When the correct "IP lawyer response" does not play well
Instead of a simple "thank you for your suggestions" reply, Valrie instead got a letter from AT&T's Thomas A. Restaino, a lawyer who handles intellectual property issues, according to a business column published Tuesday in the Times. After thanking Restaino for being a lifelong customer, according to the column, Restaino then wrote:
"AT&T has a policy of not entertaining unsolicited offers to adopt, analyze, develop, license or purchase third-party intellectual property ... from members of the general public.
"Therefore, we respectfully decline to consider your suggestion."
Getting a lawyer letter can "put off" some:
"I just wanted to give him something to mull over," Valrie was quoted as saying. "I never thought I'd get a letter from a lawyer."

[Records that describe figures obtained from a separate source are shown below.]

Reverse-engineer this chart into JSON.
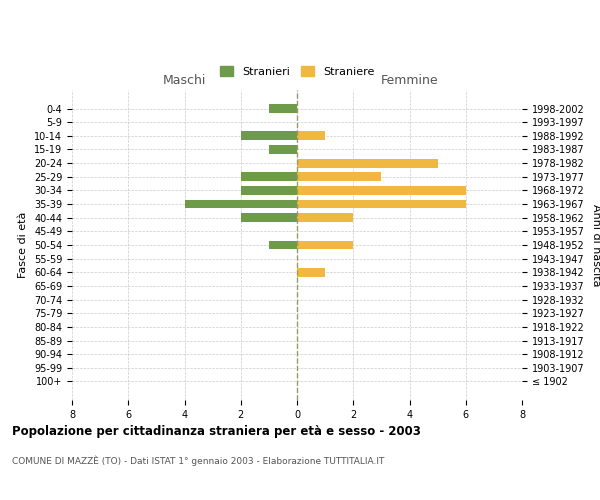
{
  "age_groups": [
    "100+",
    "95-99",
    "90-94",
    "85-89",
    "80-84",
    "75-79",
    "70-74",
    "65-69",
    "60-64",
    "55-59",
    "50-54",
    "45-49",
    "40-44",
    "35-39",
    "30-34",
    "25-29",
    "20-24",
    "15-19",
    "10-14",
    "5-9",
    "0-4"
  ],
  "birth_years": [
    "≤ 1902",
    "1903-1907",
    "1908-1912",
    "1913-1917",
    "1918-1922",
    "1923-1927",
    "1928-1932",
    "1933-1937",
    "1938-1942",
    "1943-1947",
    "1948-1952",
    "1953-1957",
    "1958-1962",
    "1963-1967",
    "1968-1972",
    "1973-1977",
    "1978-1982",
    "1983-1987",
    "1988-1992",
    "1993-1997",
    "1998-2002"
  ],
  "maschi": [
    0,
    0,
    0,
    0,
    0,
    0,
    0,
    0,
    0,
    0,
    1,
    0,
    2,
    4,
    2,
    2,
    0,
    1,
    2,
    0,
    1
  ],
  "femmine": [
    0,
    0,
    0,
    0,
    0,
    0,
    0,
    0,
    1,
    0,
    2,
    0,
    2,
    6,
    6,
    3,
    5,
    0,
    1,
    0,
    0
  ],
  "color_maschi": "#6e9b4a",
  "color_femmine": "#f0b840",
  "title": "Popolazione per cittadinanza straniera per età e sesso - 2003",
  "subtitle": "COMUNE DI MAZZÈ (TO) - Dati ISTAT 1° gennaio 2003 - Elaborazione TUTTITALIA.IT",
  "label_maschi": "Maschi",
  "label_femmine": "Femmine",
  "ylabel_left": "Fasce di età",
  "ylabel_right": "Anni di nascita",
  "legend_maschi": "Stranieri",
  "legend_femmine": "Straniere",
  "xlim": 8,
  "background_color": "#ffffff",
  "grid_color": "#cccccc",
  "dashed_line_color": "#999966"
}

Stephenson on Wednesday admitted the company goofed big time.
"At AT&T, our top priority is to treat our customers to a premium experience every time they interact with us, and our consistent award-winning service demonstrates we usually get it right," he wrote.
"Unfortunately, we don't meet our high standards 100 percent of the time."
And of course
AT&T rival T-Mobile, never one to refrain from stirring the pot, was quick to jump into the fray. Its flamboyant CEO, John Legere, chided his AT&T counterpart and said he would personally welcome suggestions from AT&T customers.